Citizens of 95 countries can currently stay and work in Georgia for up to one year without a visa. A foreign national is considered as an immigrant if he/she has stayed in Georgia for 183 days in the last 12 months and has spent 183 days in other countries in the last 12 months. According to this definition, there were 90,228 immigrants in Georgia in 2016.
Between 2012 and 2016, 34,024 properties were registered in the name of foreign nationals.
Of the nationals who buy real estate in Georgia, 53% are Russian. Then come the citizens of Ukraine, Armenia, Azerbaijan and Israel.
Between 2012 and 2016, 70,508 foreigners were granted temporary or permanent residence permits. In 2017, their number decreased due to the simplification of the right of access to Georgia, without a visa, for one year. Azerbaijani citizens occupy the first place among those who have obtained a residence permit. Next come Russia, Turkey, Armenia, Ukraine, India, China and Iran.
The majority of temporary work-related residence permits are granted to nationals of Turkey, India, China, Ukraine and Iran.
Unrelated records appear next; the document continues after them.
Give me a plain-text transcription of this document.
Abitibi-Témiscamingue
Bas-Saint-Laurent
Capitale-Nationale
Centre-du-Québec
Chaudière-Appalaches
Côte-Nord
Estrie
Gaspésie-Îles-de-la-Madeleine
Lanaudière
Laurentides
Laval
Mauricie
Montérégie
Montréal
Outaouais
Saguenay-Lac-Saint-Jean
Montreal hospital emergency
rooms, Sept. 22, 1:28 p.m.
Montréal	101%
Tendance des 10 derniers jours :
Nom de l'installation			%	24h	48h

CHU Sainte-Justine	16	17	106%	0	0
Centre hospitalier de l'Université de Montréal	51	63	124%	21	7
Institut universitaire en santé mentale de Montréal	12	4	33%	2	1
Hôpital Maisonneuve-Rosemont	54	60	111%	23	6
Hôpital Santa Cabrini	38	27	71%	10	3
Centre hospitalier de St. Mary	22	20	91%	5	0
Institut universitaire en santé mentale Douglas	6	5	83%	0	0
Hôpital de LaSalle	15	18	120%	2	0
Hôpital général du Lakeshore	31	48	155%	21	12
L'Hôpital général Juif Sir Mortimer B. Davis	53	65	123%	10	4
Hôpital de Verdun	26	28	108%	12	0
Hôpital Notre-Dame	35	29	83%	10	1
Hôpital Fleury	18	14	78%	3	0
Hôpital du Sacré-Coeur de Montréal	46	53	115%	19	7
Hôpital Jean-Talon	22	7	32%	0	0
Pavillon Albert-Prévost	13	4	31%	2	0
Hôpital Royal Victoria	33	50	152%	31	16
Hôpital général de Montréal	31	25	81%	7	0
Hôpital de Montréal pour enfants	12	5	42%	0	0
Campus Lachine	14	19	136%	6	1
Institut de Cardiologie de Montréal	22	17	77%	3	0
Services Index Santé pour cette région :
Temporary residence permits for study purposes are mainly granted to citizens of India, Iraq, Nigeria, Azerbaijan and Turkey.
Under family reunification, temporary or permanent residence permits are mainly granted to citizens of Azerbaijan, Russia, Armenia, Ukraine and Turkey.
Between 2012 and 2016, only 9,408 applications for residence were rejected, representing 12% of the total number of applications.
This new bill was initiated following a accidental discovery. An apartment in Tbilisi was used by about 15 foreign nationals to illegally obtain a permanent residence permit. A first foreign national became the owner of the apartment (worth more than $35,000), and by law received a residence permit. Then he transferred ownership of the apartment to another national who in the same way applied for a residence permit, obtained it and then transferred the apartment to another person and so on. The new bill is therefore to prevent such incidents and deter foreigners from illegally obtaining a residence permit. The new law will stipulate that if a foreign national buys real estate for the purpose of obtaining a residence permit and transfers it to someone else, he or she will automatically lose his or her right to obtain it or lose de facto residence status.
The drafters of the law stress that Georgian State must protect the rights of its citizens and entrepreneurs, and that it should not be perceived as a xenophobic act, but as an action aimed at protecting the country's natural interests.